お産に関する方針は病院によってさまざまですので、事前にきちんと知って納得した上でお産に臨まれるべきですが…。
「実家の近くでほかに病院がなく、ホームページもないので電話で問い合わせるのですが、先生じゃないとお答えできません、と言われて教えてもらえません。あまり何度もかけても面倒な妊婦と思われそうで…」
それは心配ですね。でも、電話担当の方が安易に対応するとトラブルにもなりかねないので、直接先生と、という病院の方針なのかもしれませんね。会陰切開やバースプランのことなど、込み入った大切な話は、やはり直接病院に行って聞くのが一番確実です。聞きたいことをしっかりメモして、ぜひ一度行かれることをおすすめします。


出産のとき、パパは何をしたら?

みなさん、間に合えば立会い予定なんですね。
陣痛で苦しんでいる奥さんに、なんて声をかけてあげますか?
「ガンバレ、とかですかね…」
「そのときになってみないとわからないですね」

一方、ママたちは
「冗談を言ってなごませてほしい」
「もうちょっとだよ、とか励ましてほしい」
「主人の周りにいるパパさんたちは、陣痛を待っている時間は長いから、ゲームを持っていったほうがいい、なんて言うんですよ。それはちょっと…」
(一同、スタッフも含め驚き!)
陣痛のとき、ご主人たちはそれまで見たことのない、妻が苦しむ姿を見ることになります。もし、かけてあげる言葉がみつからなくても、そばについていてあげてください。ゲームなんてもってのほか。
私が勤務する病院でも、何をしたらいいかわからないご主人が、奥様の苦しむ姿にすっかり引いてしまっていたことがあります。そんなご主人に助産師が声をかけ、奥さんが楽になる体勢に手を貸すようにしてなんとか無事出産できたのですが、産後ご主人はすっかり自信をつけ、奥さんはご主人に感謝していました。
お産は二人でするもの、という気持ちで乗り越えてください!


育児に関する質問

出産よりも、育児がちゃんとできるのか不安です

出産したあとの、実際に赤ちゃんがいる生活を具体的に想像してみましょう。
たとえば産後すぐの時期、お買い物をどうするかもう考えていますか?
「ネットスーパーをいくつか検討しています」
「ダンナさんに買いに行ってもらうしかないですね」
「正直まだそこまで考えていなかったです」

産後1ヶ月ぐらいは、産婦さんは出血が続きます。ご主人たちは、奥様に頼まれたらナプキンを買いにいけますか?
(う…と言葉につまる男性陣)
1ヶ月の赤ちゃんを連れてママがお買い物に行くことは、かなり無理があります。そういったことを前もって二人で考えて決めておくことで、産後慌てなくて済みますよ。

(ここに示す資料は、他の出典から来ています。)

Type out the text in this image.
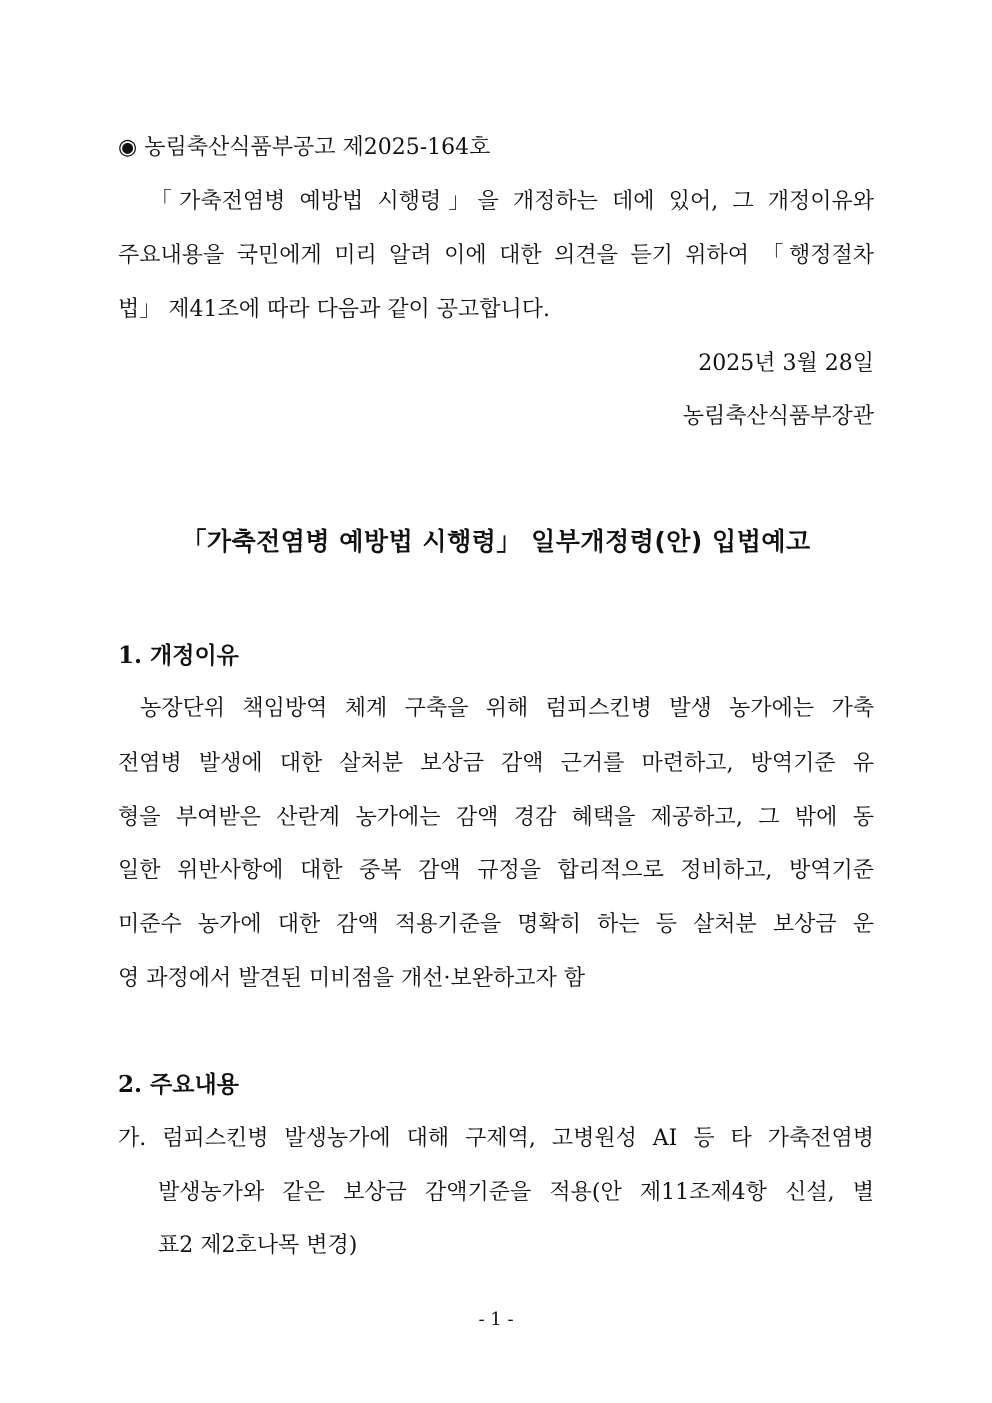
◉ 농림축산식품부공고 제2025-164호
「가축전염병 예방법 시행령」을 개정하는 데에 있어, 그 개정이유와
주요내용을 국민에게 미리 알려 이에 대한 의견을 듣기 위하여 「행정절차
법」 제41조에 따라 다음과 같이 공고합니다.
2025년 3월 28일
농림축산식품부장관
「가축전염병 예방법 시행령」 일부개정령(안) 입법예고
1. 개정이유
농장단위 책임방역 체계 구축을 위해 럼피스킨병 발생 농가에는 가축
전염병 발생에 대한 살처분 보상금 감액 근거를 마련하고, 방역기준 유
형을 부여받은 산란계 농가에는 감액 경감 혜택을 제공하고, 그 밖에 동
일한 위반사항에 대한 중복 감액 규정을 합리적으로 정비하고, 방역기준
미준수 농가에 대한 감액 적용기준을 명확히 하는 등 살처분 보상금 운
영 과정에서 발견된 미비점을 개선·보완하고자 함
2. 주요내용
가. 럼피스킨병 발생농가에 대해 구제역, 고병원성 AI 등 타 가축전염병
발생농가와 같은 보상금 감액기준을 적용(안 제11조제4항 신설, 별
표2 제2호나목 변경)
- 1 -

緊急の場合に、時間外でも診てもらえる病院なども、妊娠中にチェック!
安定した環境を作ることで、赤ちゃんに集中して、ゆったりと愛情を注ぐことができますよ。


いつかスタートする離乳食。ちゃんと作れるか心配です

時間のある妊娠中の今こそ、いろんな食材に触れておきましょう。栄養や食べ方など、今から離乳食を意識しながら食べ物に触れておけば、いざ離乳食を始めるからといって、急に困ることはありません。
離乳食の栄養について考えることは、妊婦さん自身の食生活や、ご主人のメタボ予防など、家族の健康を考えることにつながります。少しずつ意識しておけば、きっと役に立ちますよ。


参加してくださったみなさん

◆岩下さんご夫妻
今日をきっかけに、産後の一日の生活リズムをシミュレーションしたり、二人でいっしょにいろいろ考えてみたいと思います。



◆大脇さんご夫妻
沐浴は想像していたのと、実際にやってみるのとは大違いだったので、やってみて良かったです。



◆田原さん親子
たくさんの質問にも丁寧に答えていただき、体験もできたので、これからの自信につながりました。



◆聖母病院助産師 (左から)岡さん・高橋さん・赤井さん
普段勤務で接するのは圧倒的に産婦さん。今回、私たちも妊婦さんと直接お話ができて勉強になりました!